OCR rules - Githubissues

SubtitleEdit / subtitleedit

the subtitle editor :)

http://www.nikse.dk/SubtitleEdit/Help

GNU General Public License v3.0

8.71k stars 908 forks source link

OCR rules #5038

Closed iGom closed 6 months ago

iGom commented 3 years ago

Many Polish words end with "-ej" letters, OCR often detects the ending "ej" as "e]" so is it possible to somehow create a rule for OCR that will always change the ending "e]" to "ej"?

niksedk commented 3 years ago

Hm, you could try:

a <PartialLines> entry <LinePart from="e] " to="ej " />

a <PartialWords> entry <WordPart from="e]" to="ej" />

or some regular expression...

I guess you'll have to be careful not to "fix" correct ] tags.

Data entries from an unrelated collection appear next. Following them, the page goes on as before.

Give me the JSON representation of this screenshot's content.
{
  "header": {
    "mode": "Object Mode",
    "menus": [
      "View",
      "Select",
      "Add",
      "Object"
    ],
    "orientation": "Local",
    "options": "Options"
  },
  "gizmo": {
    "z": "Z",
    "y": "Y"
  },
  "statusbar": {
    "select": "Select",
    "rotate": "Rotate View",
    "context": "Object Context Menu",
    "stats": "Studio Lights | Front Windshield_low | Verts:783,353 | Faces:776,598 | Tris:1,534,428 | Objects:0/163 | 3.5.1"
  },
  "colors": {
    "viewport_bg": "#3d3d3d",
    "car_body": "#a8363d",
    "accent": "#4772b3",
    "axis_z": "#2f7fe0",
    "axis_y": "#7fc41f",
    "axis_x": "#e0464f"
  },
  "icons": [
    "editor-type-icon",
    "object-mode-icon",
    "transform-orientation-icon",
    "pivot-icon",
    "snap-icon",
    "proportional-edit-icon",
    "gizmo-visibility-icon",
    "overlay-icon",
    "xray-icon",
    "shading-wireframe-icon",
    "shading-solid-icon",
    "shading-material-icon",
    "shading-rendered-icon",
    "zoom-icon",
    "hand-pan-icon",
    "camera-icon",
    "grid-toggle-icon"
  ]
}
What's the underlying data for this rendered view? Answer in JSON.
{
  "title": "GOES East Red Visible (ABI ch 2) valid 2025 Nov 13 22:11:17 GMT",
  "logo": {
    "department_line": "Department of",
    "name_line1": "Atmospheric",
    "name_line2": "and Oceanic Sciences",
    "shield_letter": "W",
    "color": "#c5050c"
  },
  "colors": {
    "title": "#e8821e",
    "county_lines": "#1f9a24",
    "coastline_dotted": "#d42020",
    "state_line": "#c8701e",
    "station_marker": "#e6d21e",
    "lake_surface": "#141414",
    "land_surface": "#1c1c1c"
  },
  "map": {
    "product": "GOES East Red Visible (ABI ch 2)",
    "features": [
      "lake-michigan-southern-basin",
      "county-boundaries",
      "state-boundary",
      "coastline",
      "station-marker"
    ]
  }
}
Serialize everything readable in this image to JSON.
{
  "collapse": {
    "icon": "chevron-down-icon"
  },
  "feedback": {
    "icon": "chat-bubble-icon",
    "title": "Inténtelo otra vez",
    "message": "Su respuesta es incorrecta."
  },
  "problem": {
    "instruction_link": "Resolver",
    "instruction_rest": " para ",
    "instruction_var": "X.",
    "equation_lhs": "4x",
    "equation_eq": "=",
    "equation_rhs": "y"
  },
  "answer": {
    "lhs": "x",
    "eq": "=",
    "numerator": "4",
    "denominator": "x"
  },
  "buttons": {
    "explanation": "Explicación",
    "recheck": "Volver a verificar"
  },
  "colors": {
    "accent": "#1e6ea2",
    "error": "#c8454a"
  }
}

iGom commented 3 years ago

Unfortunately, both rules have no effect. I'm left with adding whole words to replace list for now. Also, I forgot to mention that the problem with those endings only occurs in the "Original Tesseract" engine

niksedk commented 3 years ago

I could try to look a bit more if you attached the sub (could just be a few lines, in SE you can delete lines and export as bd sup).

If the font is not too small (dvd like), you could try nOCR where you have more control of the trained of characters - see https://www.nikse.dk/SubtitleEdit/nocr

iGom commented 3 years ago

Some subs are from Blu-ray, some from DVD Test sup EJ.zip

I'll take a look at nOCR

niksedk commented 3 years ago

I've tried with both Tesseract 3.02 and 5 beta... and I don't get any "e]"

iGom commented 3 years ago

As I mentioned before it only occurs in the "Original Tesseract only" engine, which I usually use because it detects italics.

obraz